Yes, definitely a Contentedness spell. Chantel could feel wisps of it in the air.
Miss Flivvers was still staring at the dragon. “The littlest ones are at the castle . . . Where are the others?”
“They’re safe,” said Chantel. If you could call standing on a rooftop in the midst of a flood, just one damaged wall away from masses of invaders, safe. “Can you get on the dragon please, Miss Flivvers? I’m in a hurry.”
Miss Flivvers, who was afraid of mice and cockroaches and almost anything with more than two legs, went on staring.
“You’ll be safer up at the castle,” Chantel said. “They—well, the invaders will get there last, anyway.”
That seemed to convince Miss Flivvers. She allowed Chantel to help her onto the dragon’s back, and they flew up to Castle Peak.
Chantel hurriedly whispered to the little girls that if things looked bad, if the Sunbiters got through Seven Buttons, they were to go to the dragon’s lair at once. If Miss Flivvers wouldn’t go, they should go without her.
And she climbed back on the dragon, and Franklin climbed up behind her, and they took off into the early morning twilight.
A stench rose from the flood—of dirty water, and rot, and dead things. Chantel tried to breathe through her mouth.
The scene in the lower city was chaotic.
The water had climbed to the top of Seven Buttons. Chantel was glad the girls could all swim now, although the water was so foul and dark, and so crammed with boats and rafts manned by soldiers and guardsmen, that falling in could still be disastrous.
They went to the roof where the girls, hidden by an abnegation, were getting ready to do magic. The girls were calm and serious. They used light-globes as they sorted their ingredients, practiced the new signs one last time . . .
“Chantel, it might still work if you stayed here,” said Anna.
“No, I’m going to the wall. There’s more chance of it working if I’m touching Dimswitch.”
Anna nodded. It was true.
“If it all goes wrong,” said Chantel, “head for the castle if you can. Don’t wait for me. I’ll . . . I’ll follow.”
“It won’t go wrong,” said Anna. She clenched her jaw. “It . . . ” She swallowed, and hugged Chantel. “Just remember you’re a Mage of the Dragon.”
Chantel nodded. She turned to Franklin. “You should stay here and . . .”

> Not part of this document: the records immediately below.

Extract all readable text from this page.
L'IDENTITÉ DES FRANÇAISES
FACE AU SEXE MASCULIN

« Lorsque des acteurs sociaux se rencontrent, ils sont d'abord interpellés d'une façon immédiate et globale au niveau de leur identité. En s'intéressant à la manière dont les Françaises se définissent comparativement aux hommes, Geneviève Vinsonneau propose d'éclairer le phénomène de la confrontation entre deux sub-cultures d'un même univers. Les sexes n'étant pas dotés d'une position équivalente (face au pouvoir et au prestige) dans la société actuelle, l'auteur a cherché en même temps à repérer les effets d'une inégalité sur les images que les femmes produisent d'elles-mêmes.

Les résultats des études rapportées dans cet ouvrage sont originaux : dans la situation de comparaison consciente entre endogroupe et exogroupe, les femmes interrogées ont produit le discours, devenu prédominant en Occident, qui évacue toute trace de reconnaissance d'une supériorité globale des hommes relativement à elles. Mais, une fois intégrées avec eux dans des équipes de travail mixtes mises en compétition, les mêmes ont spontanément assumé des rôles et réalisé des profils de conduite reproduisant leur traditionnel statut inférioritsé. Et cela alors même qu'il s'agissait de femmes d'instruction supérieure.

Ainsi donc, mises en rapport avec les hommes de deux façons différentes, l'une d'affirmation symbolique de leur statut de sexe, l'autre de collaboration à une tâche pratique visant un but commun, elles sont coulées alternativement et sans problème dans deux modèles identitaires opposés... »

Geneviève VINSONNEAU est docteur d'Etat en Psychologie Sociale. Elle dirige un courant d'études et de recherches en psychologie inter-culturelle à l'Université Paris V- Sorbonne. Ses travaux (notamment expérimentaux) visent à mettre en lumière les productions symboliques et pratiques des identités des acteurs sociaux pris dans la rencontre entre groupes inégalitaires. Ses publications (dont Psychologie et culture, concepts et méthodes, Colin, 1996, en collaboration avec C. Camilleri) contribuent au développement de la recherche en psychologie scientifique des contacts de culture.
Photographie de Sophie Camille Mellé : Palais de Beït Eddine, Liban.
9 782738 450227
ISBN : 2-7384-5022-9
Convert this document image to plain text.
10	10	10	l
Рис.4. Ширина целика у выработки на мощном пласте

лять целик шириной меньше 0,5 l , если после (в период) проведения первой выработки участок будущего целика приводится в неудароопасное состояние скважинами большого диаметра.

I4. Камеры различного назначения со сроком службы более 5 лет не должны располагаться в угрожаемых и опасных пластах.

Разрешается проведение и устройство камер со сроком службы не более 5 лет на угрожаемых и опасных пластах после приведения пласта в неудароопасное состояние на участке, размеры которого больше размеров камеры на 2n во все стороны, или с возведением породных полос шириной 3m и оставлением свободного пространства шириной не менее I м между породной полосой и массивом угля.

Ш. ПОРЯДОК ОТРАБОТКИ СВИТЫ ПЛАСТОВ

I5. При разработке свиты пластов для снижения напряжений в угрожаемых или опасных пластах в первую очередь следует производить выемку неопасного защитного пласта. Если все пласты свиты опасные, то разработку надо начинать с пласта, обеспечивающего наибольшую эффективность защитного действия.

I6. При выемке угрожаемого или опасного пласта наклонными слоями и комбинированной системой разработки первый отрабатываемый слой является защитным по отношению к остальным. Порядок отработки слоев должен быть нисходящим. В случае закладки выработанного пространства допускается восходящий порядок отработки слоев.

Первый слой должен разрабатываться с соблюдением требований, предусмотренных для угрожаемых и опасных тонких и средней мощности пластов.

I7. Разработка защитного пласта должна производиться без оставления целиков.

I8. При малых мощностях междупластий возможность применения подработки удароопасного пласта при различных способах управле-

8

“No,” said Franklin. “If my father gets through . . . Well, anyway, I’m coming with you. There’s . . . something I need to do.”
Lightning was waiting patiently, treading water beside the rooftop, sending out waves.
They climbed on his back and he dragon-paddled through the lapping waters. All around them bobbed boats and rafts, full of boy-soldiers and sentinels silhouetted black against the sky. Chantel could see them pointing and muttering. They weren’t sure if Lightning was a good omen or a bad one.
“Hurry, Lightning, please,” Chantel urged. “We’re supposed to do the spell at dawn.”
A boat cut across their path. It was full of soldiers. Lightning started to swim around it.
“Halt!” called the sentinel standing in the bow.
Lightning swam on. Nobody tells dragons to halt.
“Chantel! Wait!” cried a voice from the boat.
Chantel’s heart leapt. “Wait, Lightning! It’s Bowser!”
The dragon stopped, with something of a shrug, and trod water.
Bowser stood up, making the boat rock. “Chantel, listen! The king wants—”
“His Majesty requires,” said a sentinel, casting a nervous glance at Lightning, “that the girl Chantel and the boy Franklin put themselves at his disposal immediately.”
“Bowser!” Chantel called. “I’ve been looking for you everywhere!”